Author | Nicholas J. Cox, Durham University, UK |

When reporting ordered or graded scales, working with simple descriptive summaries like

% improved − % deteriorated

or

% ranking as good − % ranking as bad

is sometimes helpful. In such summaries, omitting any neutral or middle category is common (but not essential). Clearly, such a measure gives the preponderance of two tails: if everybody improved, we get 100, and, if everybody got worse, we get −100.

In political terms, an election could be imagined in which there are votes “for” and “against” from these two categories, and from that context, these measures may be described as plurality measures. (Is there a better general term, or any term that is standard in some field, for particular examples of such measures?) Whatever the terminology, such measures are discussed in Tukey (1977, 498–502), Zeisel (1985, 75–77), Wilkinson (2005, 57–58), and Wexler, Shaffer, and Cotgreave (2017, 186–200).

Naturally, the percent formulation is not compulsory, and you could just as easily—in fact, a little more easily—work with proportions or fractions with results ranging from 1 to −1. In either case, using a difference is natural whenever thinking is in terms of the percent or proportion scale being used.

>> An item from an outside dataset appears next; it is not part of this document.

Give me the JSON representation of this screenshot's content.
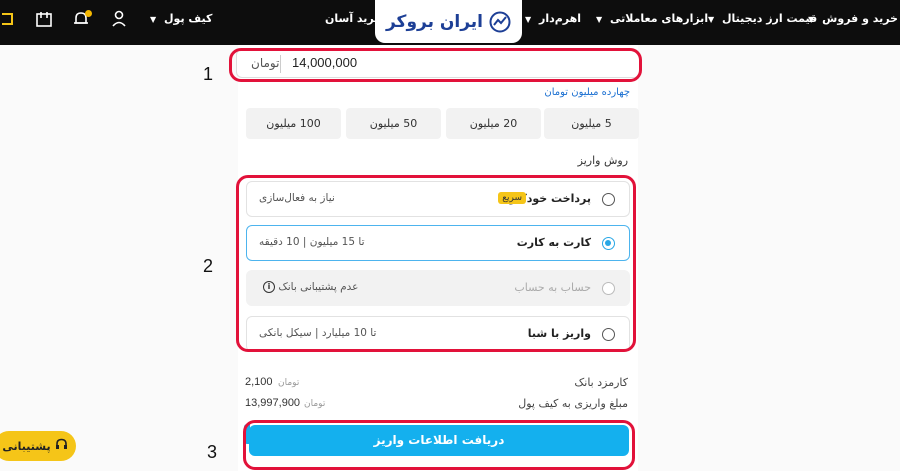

Also, a ratio such as

% ranking as good / % ranking as bad

may be less desirable with small denominators. Either the result may be unstable, or, if the denominators are ever 0, it may be indeterminate.

Consider a three-grade coding, say, 1 = improved, 2 = unchanged, and 3 = deteriorated. To get this summary, we need to generate a score

(*) gen score = (code == 1) - (code == 3)

or

gen score = 100 * ((code == 1) - (code == 3))

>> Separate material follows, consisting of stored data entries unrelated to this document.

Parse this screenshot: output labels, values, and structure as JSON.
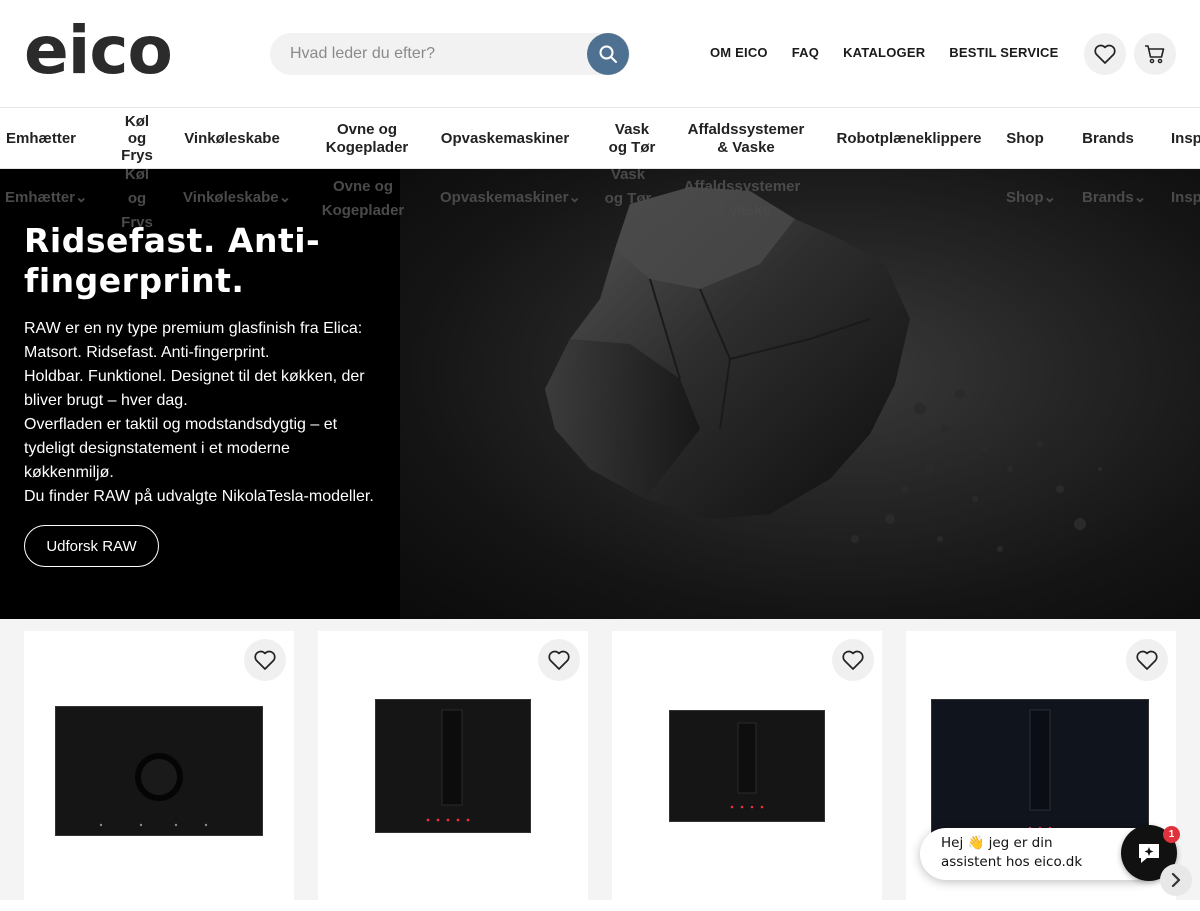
{
  "header": {
    "logo": "eico",
    "search_placeholder": "Hvad leder du efter?",
    "top_links": [
      "OM EICO",
      "FAQ",
      "KATALOGER",
      "BESTIL SERVICE"
    ]
  },
  "nav": {
    "items": [
      "Emhætter",
      "Køl og Frys",
      "Vinkøleskabe",
      "Ovne og Kogeplader",
      "Opvaskemaskiner",
      "Vask og Tør",
      "Affaldssystemer & Vaske",
      "Robotplæneklippere",
      "Shop",
      "Brands",
      "Insp"
    ]
  },
  "hero": {
    "title": "Ridsefast. Anti-fingerprint.",
    "paragraphs": [
      "RAW er en ny type premium glasfinish fra Elica: Matsort. Ridsefast. Anti-fingerprint.",
      "Holdbar. Funktionel. Designet til det køkken, der bliver brugt – hver dag.",
      "Overfladen er taktil og modstandsdygtig – et tydeligt designstatement i et moderne køkkenmiljø.",
      "Du finder RAW på udvalgte NikolaTesla-modeller."
    ],
    "button_label": "Udforsk RAW"
  },
  "chat": {
    "message": "Hej 👋 jeg er din assistent hos eico.dk",
    "badge": "1"
  },
  "colors": {
    "search_button": "#4e7191",
    "hero_bg": "#000000",
    "badge": "#e0323c"
  }
}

and that’s essentially it. We just follow the generation by
**summarize**; **tabulate, summarize( )**; **tabstat**; or whatever
we need.

Taking **(*)** piece by piece: if **code** is 1,

code == 1

is true and is evaluated as 1, and

code == 3

is false and evaluated as 0, so

(code == 1) - (code == 3)

evaluates as 1. The principle of true-or-false logical expressions being
evaluated as 1 or 0 is discussed at [U] **13.2.3 Relational operators**.
If **code** is 2, then **score** is 0, and if **code** is 3, then
**score** is −1. (If we multiply by 100, then **score** is 100,
0, and −100.)

With this coding, we could also get the same result by

generate score = 2 - code

If the coding had been reversed, from 1 = deteriorated to 3 = improved, then
**code - 2** would have worked. For other simple coding sequences, some
other linear transformation would have worked. So, why place so much stress
on the earlier formulation? It generalizes much more
easily to messier examples. Take a five-point scale such as **rep78** in the
auto data or 1 = strongly agree to 5 = strongly disagree. We might decide to
omit the 3s, lump together two codes in each tail, and

gen score = (code >= 4) - (code <= 2)

Just as before, the true-or-false expressions evaluate as 1 if true and 0 if false.

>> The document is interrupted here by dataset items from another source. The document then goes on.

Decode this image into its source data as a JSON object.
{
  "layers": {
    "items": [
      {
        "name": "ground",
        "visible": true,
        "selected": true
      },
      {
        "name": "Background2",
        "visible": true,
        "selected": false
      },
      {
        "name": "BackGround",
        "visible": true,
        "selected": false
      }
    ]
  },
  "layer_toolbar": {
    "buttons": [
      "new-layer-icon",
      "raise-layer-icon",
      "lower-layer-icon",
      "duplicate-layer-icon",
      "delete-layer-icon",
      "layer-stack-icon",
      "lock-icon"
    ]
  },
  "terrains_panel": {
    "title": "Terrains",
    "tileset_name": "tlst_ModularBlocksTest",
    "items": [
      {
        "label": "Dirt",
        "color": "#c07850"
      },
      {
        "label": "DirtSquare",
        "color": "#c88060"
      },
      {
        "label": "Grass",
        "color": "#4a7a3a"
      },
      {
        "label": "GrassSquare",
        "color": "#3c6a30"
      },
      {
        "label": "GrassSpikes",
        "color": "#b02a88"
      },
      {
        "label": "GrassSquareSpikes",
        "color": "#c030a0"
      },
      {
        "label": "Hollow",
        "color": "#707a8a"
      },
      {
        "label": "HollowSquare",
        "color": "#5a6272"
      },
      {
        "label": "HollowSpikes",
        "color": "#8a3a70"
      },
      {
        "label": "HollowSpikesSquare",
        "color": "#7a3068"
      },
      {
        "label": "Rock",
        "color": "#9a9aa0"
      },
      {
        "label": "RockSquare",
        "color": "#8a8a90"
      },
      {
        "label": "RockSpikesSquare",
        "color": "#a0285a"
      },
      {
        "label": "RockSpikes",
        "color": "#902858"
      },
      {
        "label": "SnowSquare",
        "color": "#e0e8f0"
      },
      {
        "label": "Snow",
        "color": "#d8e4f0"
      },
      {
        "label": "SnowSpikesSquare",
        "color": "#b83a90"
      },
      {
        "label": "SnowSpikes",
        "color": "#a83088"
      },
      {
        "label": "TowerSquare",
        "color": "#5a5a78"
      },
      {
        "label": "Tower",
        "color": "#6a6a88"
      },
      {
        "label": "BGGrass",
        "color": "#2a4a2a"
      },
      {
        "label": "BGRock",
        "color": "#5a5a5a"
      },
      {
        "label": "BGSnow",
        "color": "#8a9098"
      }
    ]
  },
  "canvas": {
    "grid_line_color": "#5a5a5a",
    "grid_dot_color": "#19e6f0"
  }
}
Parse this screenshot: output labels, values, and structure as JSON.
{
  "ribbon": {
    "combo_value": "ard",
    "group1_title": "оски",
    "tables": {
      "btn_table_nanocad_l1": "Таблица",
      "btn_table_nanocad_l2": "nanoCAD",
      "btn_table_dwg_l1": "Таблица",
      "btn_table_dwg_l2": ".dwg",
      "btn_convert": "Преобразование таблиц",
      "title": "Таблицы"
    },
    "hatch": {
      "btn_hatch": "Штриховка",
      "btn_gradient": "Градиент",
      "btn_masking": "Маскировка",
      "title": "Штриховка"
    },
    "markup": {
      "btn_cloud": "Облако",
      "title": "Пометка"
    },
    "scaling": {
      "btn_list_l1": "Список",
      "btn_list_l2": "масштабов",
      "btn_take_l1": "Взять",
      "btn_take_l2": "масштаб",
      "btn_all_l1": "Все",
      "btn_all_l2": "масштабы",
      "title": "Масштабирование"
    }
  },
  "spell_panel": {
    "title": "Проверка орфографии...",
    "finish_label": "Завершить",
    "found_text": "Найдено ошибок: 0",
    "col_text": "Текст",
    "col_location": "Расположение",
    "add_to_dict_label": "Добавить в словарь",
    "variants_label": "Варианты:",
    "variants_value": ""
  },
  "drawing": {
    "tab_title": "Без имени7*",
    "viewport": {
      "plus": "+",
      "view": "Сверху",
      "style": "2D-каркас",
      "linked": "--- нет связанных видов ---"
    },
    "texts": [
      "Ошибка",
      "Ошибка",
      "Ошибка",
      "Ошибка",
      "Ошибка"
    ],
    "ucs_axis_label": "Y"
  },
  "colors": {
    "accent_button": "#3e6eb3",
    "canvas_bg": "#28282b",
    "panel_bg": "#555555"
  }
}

A pitfall to be pointed out immediately is that missing values count as higher than any other numeric value. Hence, you will be safer with

gen score = (code >= 4) - (code <= 2) if code < .

Similar ideas may be useful in situations with just two categories. Also, they may arise with different data structures. Let us illustrate both points with the idea of looking at gender roles across a set of activities, and

% who are female − % who are male

as a way of summarizing data on who does what. If, in a village, 21 women and
zero men do laundry, four men and 11 women fetch water, and 14 men and zero women
take care of cows, then neither the male–female ratio nor the
female–male ratio can be used throughout to summarize the balance of
the sexes. Whenever zero is a denominator, the ratio is indeterminate. Even
if no zeros are present, we should worry about sensitivity. However, the
measure above is one which is always practical. If the data come as three
variables, one for activity, **f** for females, and **m** for males,
then no logical expressions are needed. Simply type

gen balance = 100 * ((f/(f + m)) - (m/(f + m)))

- Tukey, J. W. 1977.
*Exploratory Data Analysis*. Reading, MA: Addison–Wesley.

- Wexler, S., J. Shaffer, and A. Cotgreave. 2017.
*The Big Book of Dashboards: Visualizing Your Data Using Real-World Business Scenarios*. Hoboken, NJ: John Wiley.

- Wilkinson, L. 2005.
*The Grammar of Graphics*. 2nd ed. New York: Springer.

- Zeisel, H. 1985.
*Say It with Figures*. 6th ed. New York: Harper & Row.